Well David, I brought it home in April and started making chips in October. This was a weekend only endeavour. And I must confess, I did have some help with the cleaning process. My 75 year old mother likes playing in the shop right along with me. I also know what you mean, I enjoy getting dirty as well, and sneeking peeks of my handy work just before the lights go out. :thumbsup:

David, make sure you share your work with us. That will be a very nice machine when you finish.


----------



## Junkmaker1973

Tony Wells said:


> Well, it still didn't display in the thread for me, so I'll try it this way.


Best looking Bridgeport I've seen.thanks for showing it.


----------



## jmarkwolf

Hi RandyM

I'm still mesmerized by the quality of your restoration, and finding myself thinking about doing the same on my new-to-me 1967 Series 1.

Can you comment on a few things?

1. What solvent did you do use to clean it up initially? My Brifdgeport has a lot of quite congealed muck, particularly below the knee, propbably due to liberal use of the 1-shot oiler. I'm trying to find an effective non-combustive cleaner as my garage has a open-flame heater.

2. Did you blast off the old original paint, or is that the result of good old fashioned elbow grease?

3. What brand paint did you use?

Any details gratefully received.


----------



## RandyM

jmarkwolf said:


> Hi RandyM
> 
> I'm still mesmerized by the quality of your restoration, and finding myself thinking about doing the same on my new-to-me 1967 Series 1.
> 
> Can you comment on a few things?



Yes, I will help you the best I can.



jmarkwolf said:


> 1. What solvent did you do use to clean it up initially?
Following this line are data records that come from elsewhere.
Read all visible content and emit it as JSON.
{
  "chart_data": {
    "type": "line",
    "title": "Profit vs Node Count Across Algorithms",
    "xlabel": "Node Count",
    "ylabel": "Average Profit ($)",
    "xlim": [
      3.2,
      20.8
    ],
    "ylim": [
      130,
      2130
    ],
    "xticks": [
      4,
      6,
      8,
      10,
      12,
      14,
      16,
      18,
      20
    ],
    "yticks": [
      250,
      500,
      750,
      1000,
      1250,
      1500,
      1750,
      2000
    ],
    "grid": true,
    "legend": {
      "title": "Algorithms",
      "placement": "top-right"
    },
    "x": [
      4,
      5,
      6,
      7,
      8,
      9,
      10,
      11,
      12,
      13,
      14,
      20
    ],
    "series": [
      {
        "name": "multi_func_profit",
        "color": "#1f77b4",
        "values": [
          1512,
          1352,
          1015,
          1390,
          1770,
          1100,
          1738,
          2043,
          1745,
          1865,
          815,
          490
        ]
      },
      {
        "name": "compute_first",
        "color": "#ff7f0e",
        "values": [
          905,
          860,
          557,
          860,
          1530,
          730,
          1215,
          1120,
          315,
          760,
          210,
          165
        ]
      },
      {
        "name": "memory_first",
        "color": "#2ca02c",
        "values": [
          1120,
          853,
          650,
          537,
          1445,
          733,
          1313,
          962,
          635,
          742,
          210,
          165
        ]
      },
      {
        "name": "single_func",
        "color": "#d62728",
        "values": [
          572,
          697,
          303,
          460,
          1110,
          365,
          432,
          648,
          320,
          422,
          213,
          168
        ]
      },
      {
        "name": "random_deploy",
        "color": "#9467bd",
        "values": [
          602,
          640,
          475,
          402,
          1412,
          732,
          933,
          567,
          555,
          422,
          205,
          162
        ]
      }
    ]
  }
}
My Brifdgeport has a lot of quite congealed muck, particularly below the knee, propbably due to liberal use of the 1-shot oiler. I'm trying to find an effective non-combustive cleaner as my garage has a open-flame heater.



I started with the same muck all over my machine. I used an industrial parts cleaning solvent known as "Blaster".
Here is the Stuff



jmarkwolf said:


> 2. Did you blast off the old original paint, or is that the result of good old fashioned elbow grease?
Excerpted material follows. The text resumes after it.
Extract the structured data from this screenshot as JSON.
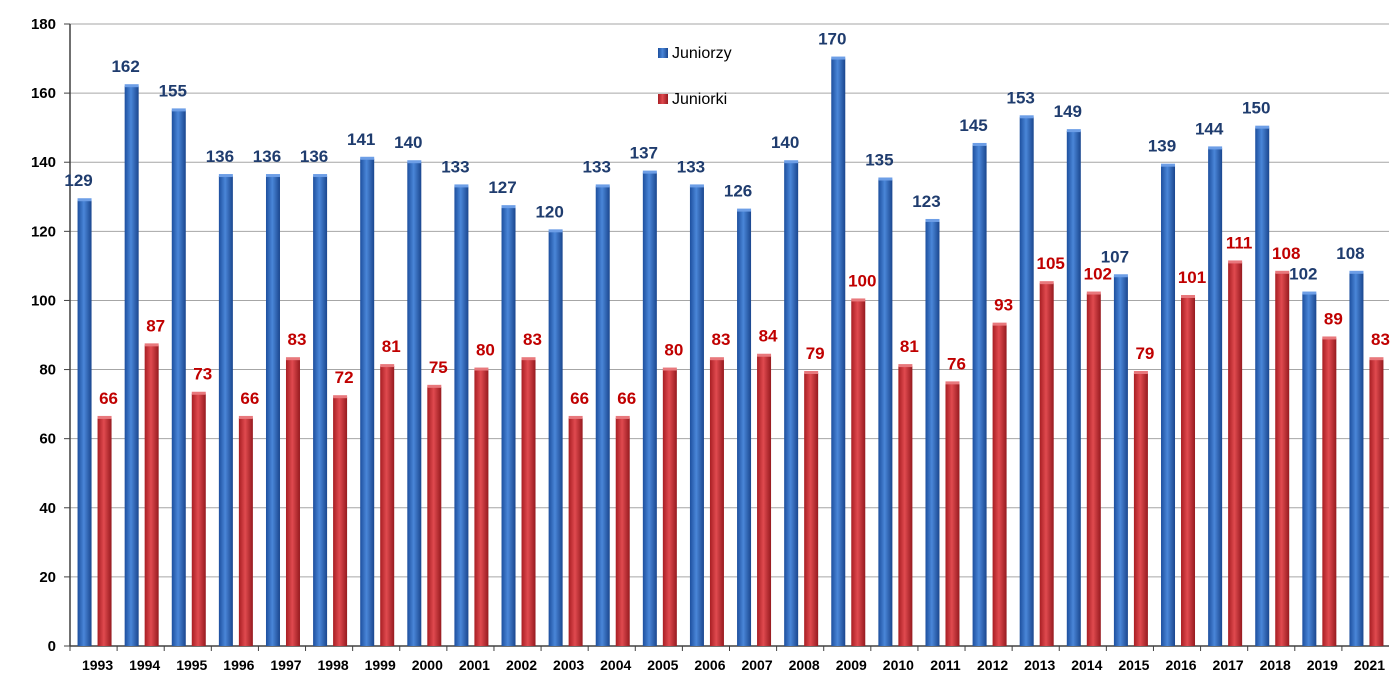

No sandblasting. Along with the parts cleaner I used lots of ScotchBrite pads. Once the scum was removed I just did more sanding to smooth out everything as there is a very thick layer of primer/filler to work with. So yes, a lot of scrubbing. I did however, remove all of the paint on the ram. But that was the only piece I did that on. I used a DA sander to do it.



jmarkwolf said:


> 3. What brand paint did you use?



I used Valspar Gray (rolled on). The blue is powder coat. Here is the color

Hope this helps Joe.


----------



## Harvey

Randy,

Like the others, I'm in awe of your restoration!  While my BP won't end up as nice as yours, I would like to clean it up a bit.

I couldn't help but notice that the shiny parts on your mill seem to be uncoated.  How do you keep them from rusting up?  Here in SE Texas, EVERYTHING starts to rust within milliseconds of being stripped!!!

Harvey


----------



## RandyM

Harvey said:


> Randy,
> I couldn't help but notice that the shiny parts on your mill seem to be uncoated.  How do you keep them from rusting up?  Here in SE Texas, EVERYTHING starts to rust within milliseconds of being stripped!!!
> 
> Harvey



Hi Harvey, No special magic. Just oil on the unpainted surfaces seems to work just fine for me. This usually happens with use, cutting oils get everywhere. That and an occasional lube of the ways and spindle.


----------



## kacce

Beautiful


----------



## trukker

Looks brand new!  Very Nice.


----------



## bill m

A credit to you! A Bridgeport is my ultimate milling machine goal, just purchased a Series 1 parts manual so it's a start.
cheers
Bill.


----------